Spectral reflectances were acquired above three different coniferous forest stands. Continuous visible/near-infrared (0.400 - 1.100 micrometers ) spectra were collected at multiple (8 - 12) view angles in the solar principal plane by a spectroradiometer (SE590, Spectron Engineering, Denver, CO) placed on ground-based platforms that extended above the forest tops. Data were collected over a full sun angle range in August 1991 above a 14 m high mixed spruce-hemlock stand at a research site managed by the University of Maine in Howland.
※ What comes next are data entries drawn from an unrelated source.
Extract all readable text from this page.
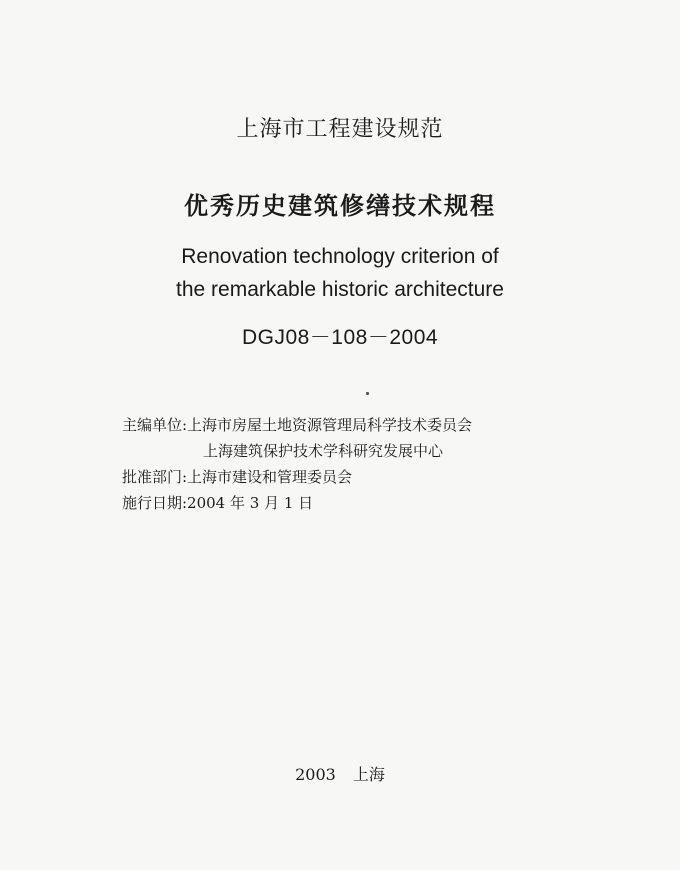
上海市工程建设规范
优秀历史建筑修缮技术规程
Renovation technology criterion of
the remarkable historic architecture
DGJ08－108－2004
主编单位:上海市房屋土地资源管理局科学技术委员会
上海建筑保护技术学科研究发展中心
批准部门:上海市建设和管理委员会
施行日期:2004 年 3 月 1 日
2003 上海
Data were also collected at multiple sun angles in June/July 1992 at the Petawawa National Forest Institute in Petawawa, Ontario, Canada above two stands: a 14 m high jack pine stand and a 18 m high red pine stand. Reflectances were calculated from calibrated radiances, and corrected for panel anisotropy per sun angle. As a function of view angle per sun angle, forwardscatter and backscatter spectra from all sites were used to compute vegetation indices and Photosynthetically Active Radiation (PAR, 0.400 - 0.700 micrometers ) reflectance. These unique data sets reveal that these forest stands were highly anisotropic, both in terms of sun angle, view angle, and spectral wavebands. Additionally, the vegetation indices exhibited sun and view angle changes, with maximum values at moderately oblique forwardscatter view angles (approximately 30 - 40 degree(s)).